Common test environments for measuring voltage offset of an operational amplifier embedded in an integrated circuit generally involves an integrated circuit handler with external relays to configure the amplifier for noise gains in excess of 100. Very low offset and offset drift amplifiers, for example less than 1 mv of voltage offset, present difficulties in obtaining an accurate measurement of VOS due to thermoelectric voltage error sources in high volume test environments. Thermocouple voltages, produced by the known Seebeck effect, exist wherever two different conductive materials are joined in series, and two junctions of the two conductive materials are at different temperatures. As dissimilar materials exist throughout the testing system, thermocouple voltages are generated that would not be generated during subsequent normal operation of the amplifier with the testing system detached. Each dissimilar junction contributes a thermocouple emf which varies as a function of junction temperature, making it difficult to distinguish between the amplifier voltage offset and unrelated thermocouple potentials. The handler-IC junctions can be a source of voltage offset error that can be comparable in magnitude to the voltage offset that is desired to be calibrated out.

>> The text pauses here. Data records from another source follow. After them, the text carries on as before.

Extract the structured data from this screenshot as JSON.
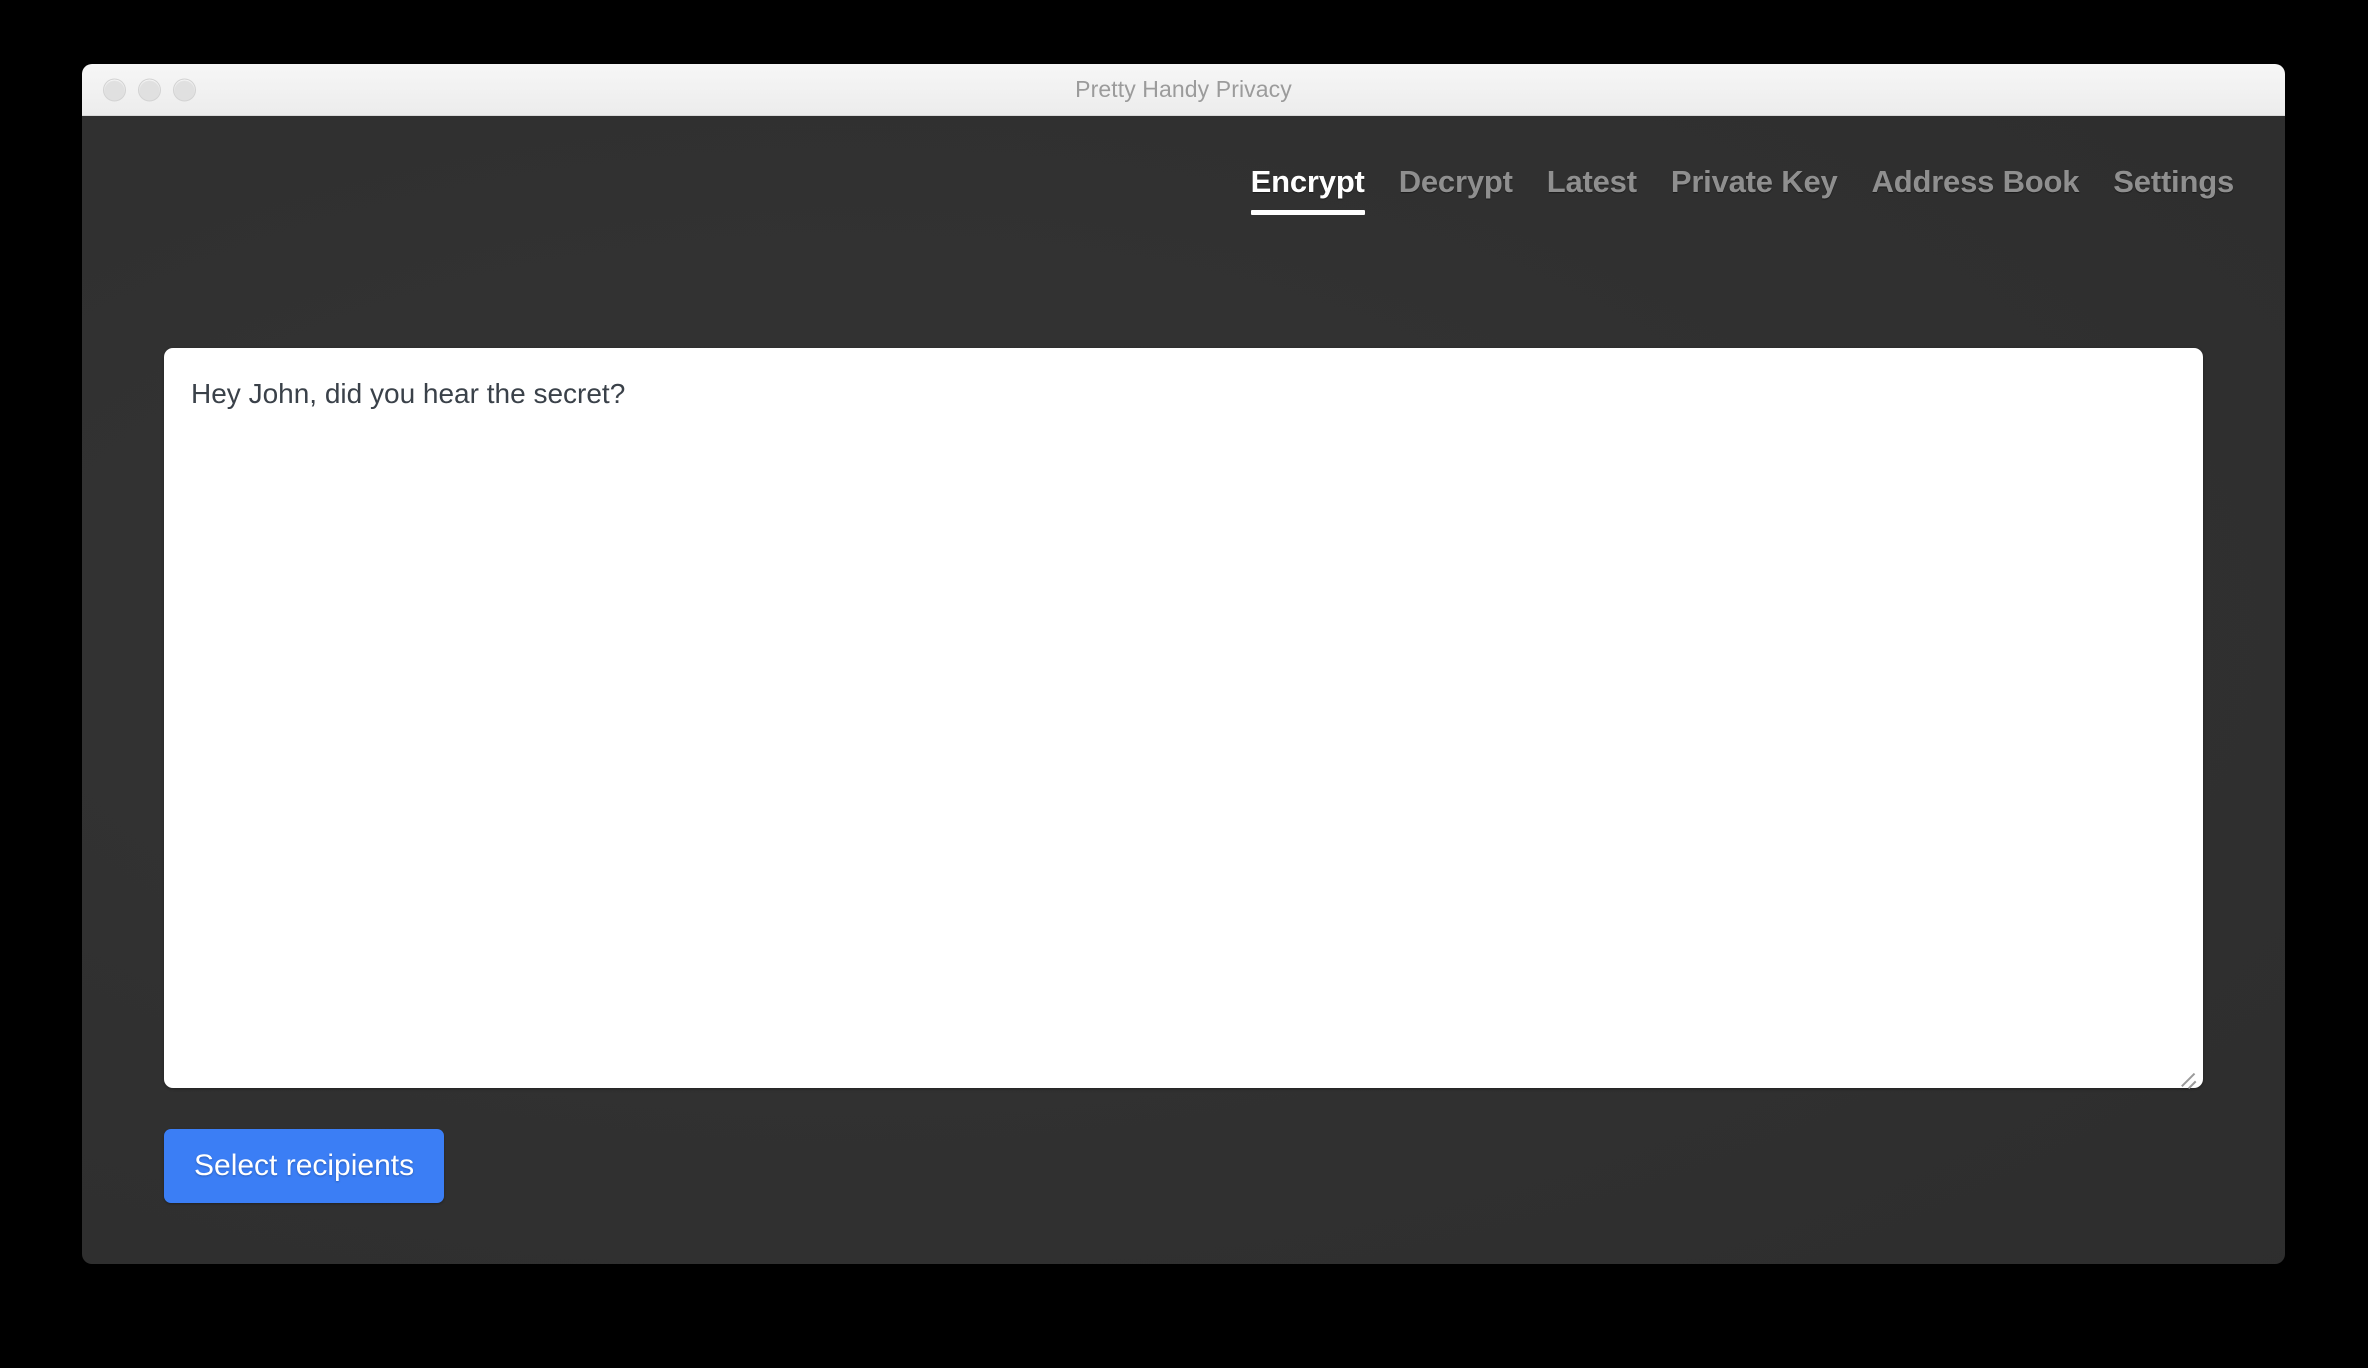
{
  "window": {
    "title": "Pretty Handy Privacy",
    "traffic_lights": [
      {
        "name": "close",
        "color": "#e0e0e0"
      },
      {
        "name": "minimize",
        "color": "#e0e0e0"
      },
      {
        "name": "zoom",
        "color": "#e0e0e0"
      }
    ]
  },
  "nav": {
    "tabs": [
      {
        "label": "Encrypt",
        "active": true
      },
      {
        "label": "Decrypt",
        "active": false
      },
      {
        "label": "Latest",
        "active": false
      },
      {
        "label": "Private Key",
        "active": false
      },
      {
        "label": "Address Book",
        "active": false
      },
      {
        "label": "Settings",
        "active": false
      }
    ]
  },
  "main": {
    "message": {
      "value": "Hey John, did you hear the secret?",
      "placeholder": ""
    },
    "select_recipients_label": "Select recipients"
  },
  "colors": {
    "accent": "#3b7ef5",
    "app_background": "#303030",
    "titlebar": "#f1f1f1",
    "title_text": "#9b9b9b",
    "tab_inactive": "#8f8f8f",
    "tab_active": "#ffffff",
    "textarea_background": "#ffffff",
    "textarea_text": "#3a4149",
    "desktop_background": "#000000"
  }
}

A simplified diagram of a typical testing arrangement, such as described above, is depicted in FIG. 1. Integrated package 10 includes an operational amplifier 12 having input bond wire and package interface and package interface junctions 14 and 16 and an output bond wire and package interface and package interface junction 18. The internal voltage offset of the operational amplifier is represented by a voltage VOS 20. Handler junctions 22 and 24 connect to the input bond wire and package interface and package interface junctions; handler junction 26 connects to the output bond wire and package interface junction. Test relays connect resistor 28, of value R, across the inverting and non-inverting input and resistor 30, of value KR, between the inverting input and output, form thermocouple junctions 32 and 34 respectively. Noise gain resistors 28 and 30 are utilized during testing to establish an amplifier gain for calibrating out offset voltage. The non-inverting amplifier input is connected to ground. Each of the voltages V14–V34 produced by the eight illustrated thermocouple junctions has been identified in the diagram. In the illustrated example, the actual voltage measured at VOUT is as follows:VOUT=(V16+V24−V14−V22+VOS)·(1+K)+V32−K+V34+(V18+V26)·(1+K)/AV where VOS is the voltage offset to be measured and calibrated out, Av is the loop gain of the IC amplifier under test, and Vi is the thermocouple voltage at the ith junction. Because both the amplifier voltage offset (VOS), and the various thermal voltages are both gained up by the noise gain (1+K), it is impossible to distinguish the amplifier's offset voltage contribution by measuring the amplifier's output voltage when the magnitude of the offset is the same order of magnitude as the thermocouple voltages Vi.
The need thus exists for a method and implementation to accurately measure, characterize, and calibrate out voltage offset of precision integrated circuit amplifiers in which thermocouple voltages are significant.